As I sat here composing this blog, it struck me that we just don’t have much time for creativity anymore. Between our work, families, electronics, and other obligations, creativity gets lost in the shuffle. Women especially have historically been stifled due to the time they don’t have. Martha Freud was said to have laid out Sigmund’s clothes every morning. She would even put toothpaste on his toothbrush. George Sand worked late at night to not cut into her time spent on family obligations. Francine Prose carved out writing time during certain times. Mainly in between the departure and arrival of her children to and from school.

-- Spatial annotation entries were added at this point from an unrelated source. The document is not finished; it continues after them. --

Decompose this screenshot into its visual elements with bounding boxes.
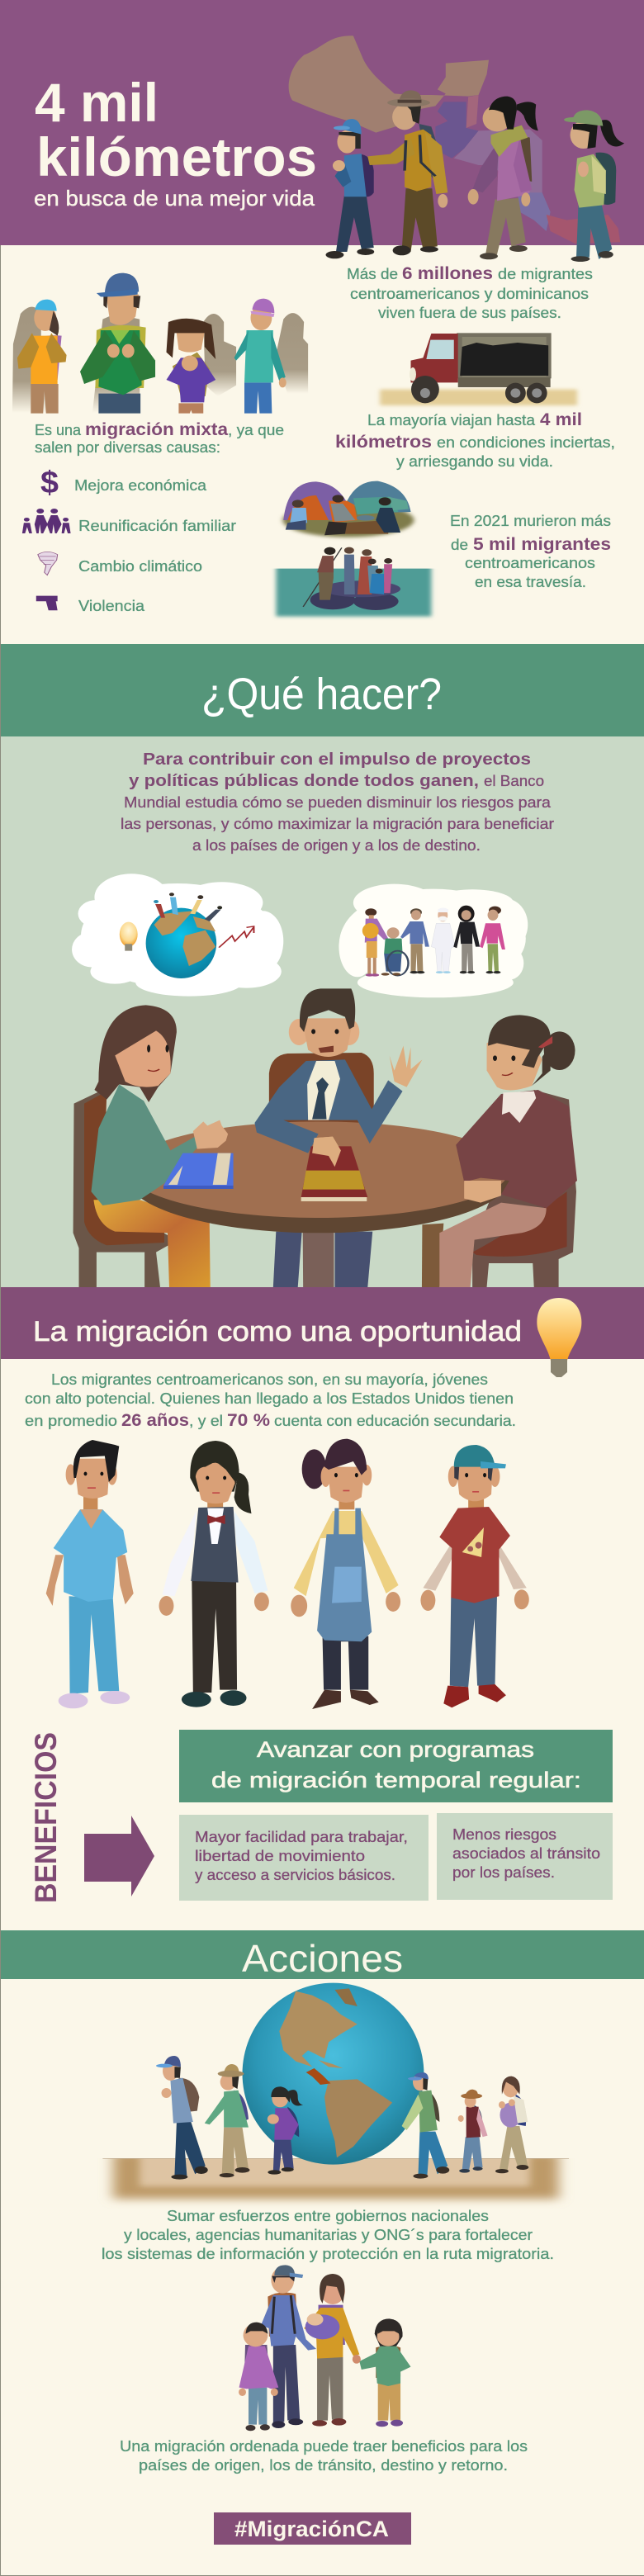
shadow silhouettes xyxy=(12,307,308,413)
figure: young man with teal cap xyxy=(420,1445,529,1707)
text: mixed migration: salen por diversas causas: xyxy=(35,438,220,456)
ground xyxy=(102,2152,569,2199)
panel: temporary migration programs heading: de migración temporal regular: xyxy=(211,1768,581,1792)
migrant: man with hat xyxy=(205,2064,249,2177)
migrant: man with brown backpack xyxy=(156,2056,208,2180)
panel: benefit one xyxy=(179,1815,429,1901)
text: young migrants with potential: Los migrantes centroamericanos son, en su mayoría, jóvenes xyxy=(51,1371,488,1388)
text: six million migrants: 6 millones xyxy=(402,264,493,283)
figure: health worker in blue scrubs xyxy=(46,1440,134,1708)
woman in maroon sweater xyxy=(456,1015,577,1208)
panel: benefit one: libertad de movimiento xyxy=(195,1847,365,1864)
text: four thousand kilometres: 4 mil xyxy=(540,410,582,429)
text: World Bank intro: las personas, y cómo maximizar la migración para beneficiar xyxy=(121,815,554,832)
figure: waiter in vest xyxy=(159,1441,269,1707)
title xyxy=(35,72,317,187)
text: young migrants with potential: 70 % xyxy=(227,1411,270,1430)
hashtag tag: #MigraciónCA xyxy=(234,2517,389,2541)
illustration: truck xyxy=(380,333,577,405)
figure: man in blue xyxy=(400,908,429,973)
panel: benefit two xyxy=(437,1813,613,1900)
text: World Bank intro xyxy=(121,751,554,854)
text: World Bank intro: Para contribuir con el impulso de proyectos xyxy=(143,751,531,769)
heading band: migration as opportunity xyxy=(0,1287,644,1359)
figure: boy with cap xyxy=(326,119,374,258)
title: kilómetros xyxy=(36,126,317,187)
woman in green sweater xyxy=(91,1005,228,1205)
icon: gun xyxy=(36,596,58,610)
text: young migrants with potential: cuenta con educación secundaria. xyxy=(274,1412,516,1429)
legs xyxy=(93,1200,547,1287)
illustration: migrant family xyxy=(239,2265,411,2431)
text: five thousand deaths xyxy=(450,512,611,590)
figure: girl in purple with pigtails xyxy=(166,319,215,414)
text: six million migrants xyxy=(347,264,593,321)
subtitle: en busca de una mejor vida xyxy=(34,186,315,211)
icon: light bulb xyxy=(120,922,138,951)
heading: La migración como una oportunidad: La migración como una oportunidad xyxy=(33,1316,522,1347)
panel: temporary migration programs heading xyxy=(179,1730,613,1802)
panel: benefit two: asociados al tránsito xyxy=(452,1844,600,1862)
mother with baby xyxy=(304,2274,361,2427)
text: orderly migration: países de origen, los de tránsito, destino y retorno. xyxy=(139,2456,508,2474)
icon: small workers on the globe xyxy=(154,893,222,921)
heading band: what to do xyxy=(0,644,644,736)
text: World Bank intro: y políticas públicas donde todos ganen, xyxy=(129,772,479,790)
arrow xyxy=(84,1816,154,1896)
text: young migrants with potential: en promedio xyxy=(25,1412,117,1429)
younger child xyxy=(353,2318,411,2427)
panel: benefit two: Menos riesgos xyxy=(452,1825,556,1843)
panel: benefit two: por los países. xyxy=(452,1863,555,1881)
illustration: group of four young migrants with shadows xyxy=(12,273,308,414)
map of Central America behind the walkers xyxy=(289,36,620,244)
father xyxy=(261,2265,316,2428)
panel: pale green section background xyxy=(0,736,644,1287)
migrant: man with blue cap xyxy=(402,2072,449,2179)
globe xyxy=(243,1983,424,2165)
text: orderly migration: Una migración ordenada puede traer beneficios para los xyxy=(120,2437,528,2455)
figure: nurse xyxy=(431,907,455,973)
figure: child in teal with purple cap xyxy=(234,299,286,414)
older child xyxy=(239,2323,278,2431)
text: World Bank intro: Mundial estudia cómo se pueden disminuir los riesgos para xyxy=(124,793,552,811)
cause: family reunification: Reunificación familiar xyxy=(78,517,236,534)
chairs xyxy=(73,1053,576,1287)
text: join efforts: los sistemas de información y protección en la ruta migratoria. xyxy=(102,2245,554,2262)
icon: tornado xyxy=(38,552,58,575)
text: join efforts: y locales, agencias humanitarias y ONG´s para fortalecer xyxy=(124,2226,533,2243)
man in blue suit xyxy=(254,988,422,1167)
hashtag tag xyxy=(214,2512,411,2545)
icon: dollar sign: $ xyxy=(40,466,59,500)
text: six million migrants: Más de xyxy=(347,265,398,282)
text: six million migrants: viven fuera de sus países. xyxy=(378,304,561,321)
illustration: people crossing river on a raft xyxy=(276,547,431,617)
figure: man with hat xyxy=(367,90,447,255)
migrant: child with hat xyxy=(458,2090,488,2173)
text: five thousand deaths: de xyxy=(451,536,468,553)
cause: economic improvement: Mejora económica xyxy=(74,476,207,494)
heading band: actions xyxy=(0,1930,644,1980)
icon: globe xyxy=(146,908,216,978)
figure: woman with green cap xyxy=(564,110,624,262)
icon: large light bulb xyxy=(537,1298,581,1377)
icon: family xyxy=(22,509,71,533)
book: blue xyxy=(163,1153,234,1189)
figure: child in orange xyxy=(17,300,67,414)
vertical label: BENEFICIOS: BENEFICIOS xyxy=(29,1732,63,1903)
text: World Bank intro: a los países de origen y a los de destino. xyxy=(192,836,481,854)
text: mixed migration xyxy=(35,420,284,456)
panel: benefit one: Mayor facilidad para trabajar, xyxy=(195,1828,408,1845)
text: young migrants with potential: , y el xyxy=(189,1412,223,1429)
text: four thousand kilometres: en condiciones inciertas, xyxy=(437,433,615,451)
panel: temporary migration programs heading: Avanzar con programas xyxy=(257,1737,534,1762)
text: young migrants with potential: 26 años xyxy=(121,1411,189,1430)
migrant: girl in purple xyxy=(268,2086,303,2175)
icon: growth arrow xyxy=(219,926,253,948)
illustration: four working migrants xyxy=(46,1439,529,1709)
book: red and yellow xyxy=(301,1137,367,1201)
text: five thousand deaths: centroamericanos xyxy=(465,554,595,571)
text: mixed migration: , ya que xyxy=(228,421,284,438)
figure: child in green with blue cap xyxy=(80,273,155,414)
text: four thousand kilometres: La mayoría viajan hasta xyxy=(367,411,536,429)
heading: ¿Qué hacer?: ¿Qué hacer? xyxy=(201,670,442,719)
illustration: three people at a meeting table xyxy=(73,988,577,1287)
text: young migrants with potential xyxy=(25,1371,516,1430)
panel: benefit one: y acceso a servicios básicos. xyxy=(195,1866,395,1883)
text: join efforts: Sumar esfuerzos entre gobiernos nacionales xyxy=(167,2207,489,2224)
text: mixed migration: migración mixta xyxy=(85,420,228,439)
text: World Bank intro: el Banco xyxy=(484,772,544,789)
thought cloud: globe with workers, bulb and growth arrow xyxy=(72,874,283,997)
figure: woman in pink xyxy=(480,907,505,973)
text: four thousand kilometres xyxy=(335,410,615,470)
text: mixed migration: Es una xyxy=(35,421,82,438)
text: four thousand kilometres: kilómetros xyxy=(335,433,432,452)
illustration: globe with migrants walking xyxy=(102,1983,569,2199)
migrant: woman in lilac xyxy=(495,2076,528,2173)
text: six million migrants: de migrantes xyxy=(498,265,593,282)
thought cloud: diverse group of people xyxy=(339,884,528,997)
text: young migrants with potential: con alto potencial. Quienes han llegado a los Estados Unidos tienen xyxy=(25,1390,514,1407)
table xyxy=(127,1121,509,1233)
heading: Acciones: Acciones xyxy=(242,1937,403,1980)
cause: climate change: Cambio climático xyxy=(78,557,202,575)
figure: woman in apron xyxy=(291,1439,400,1709)
text: join efforts xyxy=(102,2207,554,2262)
figure: woman with scarf xyxy=(468,97,538,259)
text: five thousand deaths: en esa travesía. xyxy=(475,573,586,590)
figure: woman in black xyxy=(453,906,480,973)
text: four thousand kilometres: y arriesgando su vida. xyxy=(396,452,553,470)
text: five thousand deaths: En 2021 murieron más xyxy=(450,512,611,529)
title: 4 mil xyxy=(35,72,159,133)
illustration: camp with tents xyxy=(282,481,414,537)
text: orderly migration xyxy=(120,2437,528,2474)
figure: man in wheelchair xyxy=(381,927,409,976)
figure: woman with baby xyxy=(362,908,388,977)
panel: header band xyxy=(0,0,644,245)
text: five thousand deaths: 5 mil migrantes xyxy=(473,535,611,554)
text: six million migrants: centroamericanos y dominicanos xyxy=(350,285,589,302)
cause: violence: Violencia xyxy=(78,597,145,614)
illustration: four migrants walking xyxy=(326,90,624,262)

Cooking, cleaning, child-rearing, jobs and more have prevented us from really expressing ourselves. Especially creatively through art, music, or writing. Additionally, it can affect our jobs. It hampers our ability to problem-solve. Including thinking outside the box for creative solutions. Even famous musicians, who have a natural creative ability, have problems finding the time to create their art. Notably, Patti Scialfa, Bruce Springsteen’s wife, for example. She mentioned in an interview how difficult it was for her to write the music for her solo album. Her family life kept interfering and demanding her time in a way that never affected Bruce. It struck me, it’s not that we don’t have creative and talented people in our everyday lives. It’s that we don’t have the time or make the time for that creativity to flow.
Now, with more and more men realizing they need to take part in household duties, they too are experiencing the time crunch. Becoming more of a social norm, taking time for ourselves is represented as a selfish act. However, by not taking the “me time” we deserve, we’re choking out the part of our brain that thrives on creative thinking and problem-solving. Which are both necessary for getting into that “state of flow”. Psychologist Mihaly Csikszentmihalyi is famed for identifying “state of flow”. It’s the “the peak human experience when someone is so absorbed in a meaningful task that time disappears”. Mihaly believes that this state is necessary to create anything of value.

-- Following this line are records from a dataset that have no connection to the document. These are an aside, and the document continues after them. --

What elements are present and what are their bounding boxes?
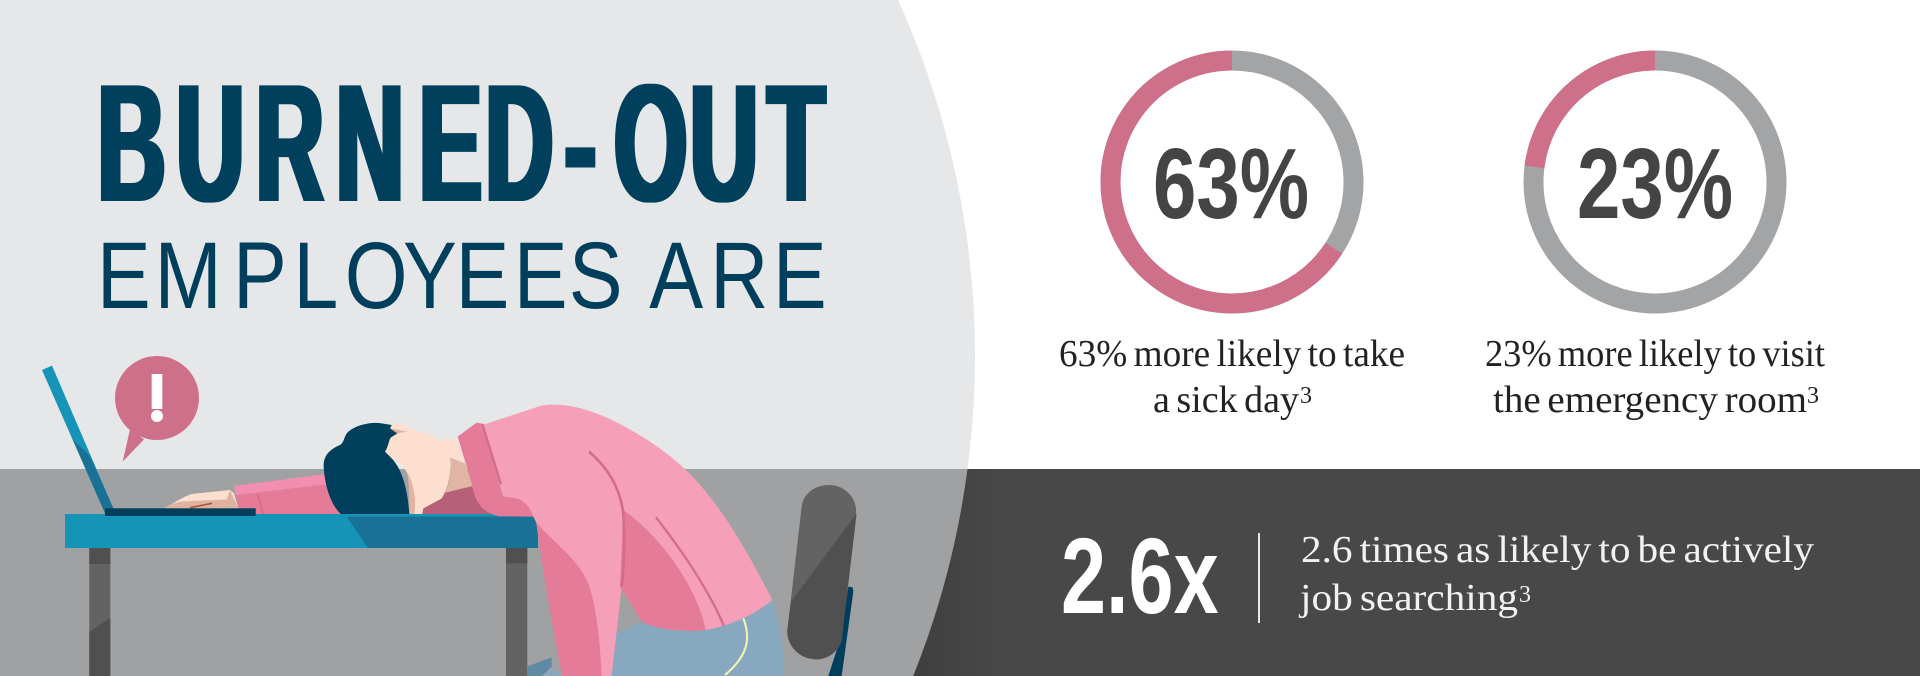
- heading: burned-out: BURNED-OUT: [98, 49, 825, 237]
- label: job searching: [1298, 529, 1814, 619]
- stat: 2.6x: 2.6x: [1061, 517, 1219, 637]
- heading: employees are: EMPLOYEES ARE: [97, 222, 827, 328]
- label: sick day: 3: [1300, 383, 1312, 409]
- divider: [1258, 533, 1260, 623]
- label: emergency room: 23% more likely to visit: [1485, 333, 1825, 375]
- jeans: [527, 600, 783, 676]
- panel: dark bottom band: [0, 469, 1920, 676]
- icon: laptop screen: [42, 366, 113, 513]
- label: sick day: [1059, 333, 1405, 421]
- label: emergency room: 3: [1807, 383, 1819, 409]
- desk legs: [89, 548, 527, 676]
- label: emergency room: the emergency room: [1493, 379, 1807, 421]
- title: [97, 49, 827, 328]
- number: 23%: 23%: [1577, 129, 1733, 240]
- stat: 23% ring: [1534, 60, 1776, 304]
- icon: chair: [787, 485, 857, 676]
- label: sick day: a sick day: [1153, 379, 1299, 421]
- panel: grey floor inside circle: [0, 469, 968, 676]
- jacket: [458, 405, 772, 676]
- label: sick day: 63% more likely to take: [1059, 333, 1405, 375]
- label: emergency room: [1485, 333, 1825, 421]
- jacket and jeans: [458, 405, 783, 676]
- arm and hand: [165, 471, 347, 516]
- label: job searching: 2.6 times as likely to be actively: [1301, 529, 1814, 571]
- laptop base: [105, 508, 256, 516]
- stat: 63% ring: [1110, 60, 1354, 304]
- label: job searching: 3: [1519, 582, 1531, 608]
- illustration: burned-out worker at desk: [42, 356, 857, 676]
- icon: alert speech bubble: [115, 356, 199, 462]
- panel: light grey circle background: [0, 0, 975, 469]
- number: 63%: 63%: [1153, 129, 1309, 240]
- desk top: [65, 514, 538, 548]
- label: job searching: job searching: [1298, 577, 1518, 619]
- head and neck: [324, 423, 495, 516]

Imagine what would happen if we all just decided to take that time for ourselves? What if we were able to unlock that creative problem-solver we each have inside of us? In fact, science has proven that making a point of taking short, intentional breaks. These breaks can help you tap into your best thinking. Taking a “brain break” can help you be more creative and productive at work and at home.
Value In Quiet Time
According to Katherine Davies, CEO and Founder of the nonprofit giving service IQUACU, “The enormous value of taking quiet time for a work break is the removal of all your usual daily noise, distractions, tasks and responsibilities. You give yourself time to unwind and rest and create space to think of creative ideas in a quieter mind. It’s a great opportunity to bring clarity to an idea, and deep thought as to how to best bring it to the world.”